Le brevet unique européen officiellement signé
Après 40 ans, l’une des plus longues négociations dans l’histoire de l’Union, l’UE a officiellement signé hier (19 février) un nouveau brevet unique pour 24 États membres participants.
Après 40 ans, l’une des plus longues négociations dans l’histoire de l’Union, l’UE a officiellement signé hier (19 février) un nouveau brevet unique pour 24 États membres participants.
Dans le système actuel, l’enregistrement de brevets est jusqu’à 60 fois plus cher en Europe qu’en Chine. Ce système sera maintenant remplacé par une procédure paneuropéenne valable pour tous les signataires.
L’Espagne et l’Italie ont toutefois refusé de rejoindre ce programme pour des raisons linguistiques.
S’exprimant à la veille de l’adoption officielle, Michel Barnier, le commissaire européen en charge du marché intérieur, a déclaré : « Les coûts seront réduits de plus de 80 %. Dans l’histoire de l’intégration européenne, aucune avancée n’a eu un impact aussi significatif dans un domaine aussi important. Elle stimulera fortement la compétitivité. »
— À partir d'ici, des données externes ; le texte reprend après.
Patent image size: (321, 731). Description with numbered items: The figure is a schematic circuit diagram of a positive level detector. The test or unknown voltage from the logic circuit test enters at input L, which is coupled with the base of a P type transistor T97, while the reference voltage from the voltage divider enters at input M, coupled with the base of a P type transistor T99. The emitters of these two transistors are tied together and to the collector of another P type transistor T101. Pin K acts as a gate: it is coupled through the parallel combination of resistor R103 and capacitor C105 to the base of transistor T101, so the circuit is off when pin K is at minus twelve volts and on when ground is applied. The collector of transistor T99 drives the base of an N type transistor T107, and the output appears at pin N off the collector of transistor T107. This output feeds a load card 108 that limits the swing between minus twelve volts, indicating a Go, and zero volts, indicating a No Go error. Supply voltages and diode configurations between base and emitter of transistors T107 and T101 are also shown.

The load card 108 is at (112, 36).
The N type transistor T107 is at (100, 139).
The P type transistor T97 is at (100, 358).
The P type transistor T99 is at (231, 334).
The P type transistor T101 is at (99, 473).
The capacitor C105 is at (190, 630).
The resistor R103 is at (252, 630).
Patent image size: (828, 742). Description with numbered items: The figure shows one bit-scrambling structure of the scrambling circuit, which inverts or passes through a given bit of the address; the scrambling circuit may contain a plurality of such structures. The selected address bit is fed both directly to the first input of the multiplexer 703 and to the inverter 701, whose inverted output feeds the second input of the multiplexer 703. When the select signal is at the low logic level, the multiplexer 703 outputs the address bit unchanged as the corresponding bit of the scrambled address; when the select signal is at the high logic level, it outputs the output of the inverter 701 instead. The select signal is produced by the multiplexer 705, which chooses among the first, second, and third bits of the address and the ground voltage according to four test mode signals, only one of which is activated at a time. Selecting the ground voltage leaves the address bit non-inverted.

Lors du conseil compétitivité à Bruxelles, 24 des 27 ministres européens de l’industrie ont donné leur accord pour que les inventeurs enregistrent leurs idées auprès d’une seule agence de l’UE, suivant un projet qui a abordé le sujet pour la première fois en 1973.
Conformément au système précédent, les brevets devaient être enregistrés séparément dans chaque pays de l’UE.
L’Italie a signé l’accord, même si elle a indiqué qu’elle n’utiliserait pas le brevet unique. Rome et Madrid, qui ne l’a pas signé, estiment que le nouveau système de brevets ne reconnaît pas pleinement leur langue.
La Bulgarie s’est abstenue de signer jusqu’à ce que certains problèmes administratifs nationaux soient résolus. La Pologne a également décidé de ne pas signer l’accord en raison des conséquences négatives du brevet unique sur son économie. Elle n’a cependant pas exclu qu’elle le signerait à l’avenir.
Le Parlement européen a approuvé le brevet en décembre 2012 à Strasbourg et l’accord entrera donc en vigueur dès que 13 pays l’auront ratifié.
Les brevets garantissent le droit juridique exclusif de développer et d’exploiter une idée pour une période limitée, garantissant que les inventeurs puissent tirer profit de leurs inventions.
Outre les querelles linguistiques, l’Allemagne, la France et la Grande-Bretagne se disputent pour savoir quel pays hébergera le tribunal qui statuera sur les litiges en matière de brevets.
La cour se divise en trois pour résoudre le problème
Lors d’un sommet en juin 2012, la chancelière allemande, Angela Merkel, le président français, François Hollande, et le premier ministre David Cameron ont convenu de diviser le tribunal en trois centres (Munich, Paris et Londres) en fonction du type de brevet.
En vertu du compromis, le quartier général sera établi à Paris et certains services se trouveront à Londres et à Munich. Londres s’occupera des infractions sur les brevets relatifs aux sciences de la vie alors que Munich traitera des affaires liées à l’ingénierie et à la physique.
Des questions subsistent sur les aspects pratiques du nouveau système, par exemple, la mise en place effective du brevet d’ici le début de 2014 et la gestion de la répartition du travail entre les trois courts.